I also find it distasteful and dishonest that writers for the Observer so easily flip on the negativity switch to describe in great detail the climate flaws and failures in other people in positions of influence while ignoring their own actions after flying a dozen Observer staff and managing editors to a COVID hotspot merely to observe and report back on the COP26 proceedings. Nothing justifies this poor decision to subscribers like me who are expected to pay for hypocrisy and moral failings like this.

Perhaps Barry Saxifrage should graph the per passenger and collective emissions of that decision, let alone the risk factors bent or broken with the incredibly bad decision to so cavalierly disregard the worldwide pandemic.
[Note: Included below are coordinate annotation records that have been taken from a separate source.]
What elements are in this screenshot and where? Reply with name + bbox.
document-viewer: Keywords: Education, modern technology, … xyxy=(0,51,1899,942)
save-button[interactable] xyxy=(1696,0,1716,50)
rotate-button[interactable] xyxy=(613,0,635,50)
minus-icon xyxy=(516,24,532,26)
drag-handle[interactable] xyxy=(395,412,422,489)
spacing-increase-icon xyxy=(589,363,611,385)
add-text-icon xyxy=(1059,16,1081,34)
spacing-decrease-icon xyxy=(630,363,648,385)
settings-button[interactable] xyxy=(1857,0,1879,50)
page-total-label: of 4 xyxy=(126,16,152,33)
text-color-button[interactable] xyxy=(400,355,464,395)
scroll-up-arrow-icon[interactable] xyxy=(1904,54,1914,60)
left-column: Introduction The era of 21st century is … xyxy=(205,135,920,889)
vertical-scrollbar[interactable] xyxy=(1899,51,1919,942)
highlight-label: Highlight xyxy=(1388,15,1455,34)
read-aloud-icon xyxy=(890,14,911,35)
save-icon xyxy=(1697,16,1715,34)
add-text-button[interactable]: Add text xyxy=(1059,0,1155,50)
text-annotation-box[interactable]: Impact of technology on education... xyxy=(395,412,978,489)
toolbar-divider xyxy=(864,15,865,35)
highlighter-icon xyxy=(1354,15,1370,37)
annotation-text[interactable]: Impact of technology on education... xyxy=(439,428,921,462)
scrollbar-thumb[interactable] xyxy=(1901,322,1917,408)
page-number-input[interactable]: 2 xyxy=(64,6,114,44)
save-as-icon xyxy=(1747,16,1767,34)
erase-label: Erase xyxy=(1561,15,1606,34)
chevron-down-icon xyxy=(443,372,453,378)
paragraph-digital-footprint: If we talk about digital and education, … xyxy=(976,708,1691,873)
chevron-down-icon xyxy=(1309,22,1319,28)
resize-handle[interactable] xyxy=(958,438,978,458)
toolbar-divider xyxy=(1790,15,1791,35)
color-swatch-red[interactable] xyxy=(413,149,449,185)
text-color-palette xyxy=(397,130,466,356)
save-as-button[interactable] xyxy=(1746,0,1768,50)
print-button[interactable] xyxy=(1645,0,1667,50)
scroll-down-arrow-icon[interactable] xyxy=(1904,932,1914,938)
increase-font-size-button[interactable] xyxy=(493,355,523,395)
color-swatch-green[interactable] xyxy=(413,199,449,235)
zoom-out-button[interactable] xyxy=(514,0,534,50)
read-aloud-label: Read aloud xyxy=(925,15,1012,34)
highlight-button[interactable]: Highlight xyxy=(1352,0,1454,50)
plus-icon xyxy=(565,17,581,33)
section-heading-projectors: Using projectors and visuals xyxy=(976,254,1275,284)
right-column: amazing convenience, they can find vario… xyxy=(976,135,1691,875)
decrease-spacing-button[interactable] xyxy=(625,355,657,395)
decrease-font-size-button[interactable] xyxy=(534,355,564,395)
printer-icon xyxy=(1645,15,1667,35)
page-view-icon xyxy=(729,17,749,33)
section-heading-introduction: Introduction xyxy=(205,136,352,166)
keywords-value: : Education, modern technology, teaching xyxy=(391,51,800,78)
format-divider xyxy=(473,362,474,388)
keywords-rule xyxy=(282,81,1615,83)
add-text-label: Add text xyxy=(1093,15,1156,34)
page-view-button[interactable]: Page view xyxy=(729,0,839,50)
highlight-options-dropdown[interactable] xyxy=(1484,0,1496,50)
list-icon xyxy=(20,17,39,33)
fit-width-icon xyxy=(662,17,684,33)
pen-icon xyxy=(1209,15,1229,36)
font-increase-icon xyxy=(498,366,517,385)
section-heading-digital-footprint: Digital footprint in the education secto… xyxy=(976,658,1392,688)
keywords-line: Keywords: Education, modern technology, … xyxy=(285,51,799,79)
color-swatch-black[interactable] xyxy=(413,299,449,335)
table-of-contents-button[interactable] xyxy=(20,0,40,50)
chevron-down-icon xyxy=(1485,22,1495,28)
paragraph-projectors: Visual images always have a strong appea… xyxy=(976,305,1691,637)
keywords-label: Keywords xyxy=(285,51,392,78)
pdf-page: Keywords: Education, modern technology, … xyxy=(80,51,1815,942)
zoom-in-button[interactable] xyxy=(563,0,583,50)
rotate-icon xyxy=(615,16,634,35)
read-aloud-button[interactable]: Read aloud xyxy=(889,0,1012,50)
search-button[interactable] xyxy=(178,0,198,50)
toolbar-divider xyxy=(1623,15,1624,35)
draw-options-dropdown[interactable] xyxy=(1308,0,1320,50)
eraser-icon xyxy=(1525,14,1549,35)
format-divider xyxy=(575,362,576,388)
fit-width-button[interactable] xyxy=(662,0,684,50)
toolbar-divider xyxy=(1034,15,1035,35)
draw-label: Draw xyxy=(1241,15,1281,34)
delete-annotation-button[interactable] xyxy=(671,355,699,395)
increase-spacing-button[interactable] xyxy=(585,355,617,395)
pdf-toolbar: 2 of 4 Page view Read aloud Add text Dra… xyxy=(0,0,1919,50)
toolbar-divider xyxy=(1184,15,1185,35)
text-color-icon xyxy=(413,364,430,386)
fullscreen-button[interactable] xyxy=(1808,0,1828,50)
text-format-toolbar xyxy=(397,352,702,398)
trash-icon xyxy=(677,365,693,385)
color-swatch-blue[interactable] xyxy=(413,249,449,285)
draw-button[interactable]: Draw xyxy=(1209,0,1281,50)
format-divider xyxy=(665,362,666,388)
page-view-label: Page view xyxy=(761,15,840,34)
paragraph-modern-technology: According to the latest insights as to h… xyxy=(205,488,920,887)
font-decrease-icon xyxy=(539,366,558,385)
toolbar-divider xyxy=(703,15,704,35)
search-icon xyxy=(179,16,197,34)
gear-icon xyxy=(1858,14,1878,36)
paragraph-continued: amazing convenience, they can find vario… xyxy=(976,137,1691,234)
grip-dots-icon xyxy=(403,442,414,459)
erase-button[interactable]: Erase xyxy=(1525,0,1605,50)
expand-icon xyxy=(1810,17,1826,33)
Now this reader, who has a very limited pension income to spare for subscriptions, and whose partner has severe asthma and is immune compromised, and together have been religiously following all the rules about COVID for 18 months and searching for the latest news about breakthrough infections and new variants, remain appalled that I was not just forced to underpin this bad behaviour, but to then read the indignation about the climate failings of others. It all rings hollow.

77% of Canada's end energy use is oil and natural gas. 17% electricity of which 60% is hydro, meaning 11% of end use energy is hydro. Please tell me how in heck in the second largest country in the world are we are going to convert that 77% to non fossil fuels. Renewables won't do it, nuclear won't do it, I perceive that without some form of carbon capture Canada won 't come close to its goals. And the rest of the world is even more dependent on oil and gas with less electricity. So I see oil and gas still providing a significant portion of end use energy in Canada over the next 30 years.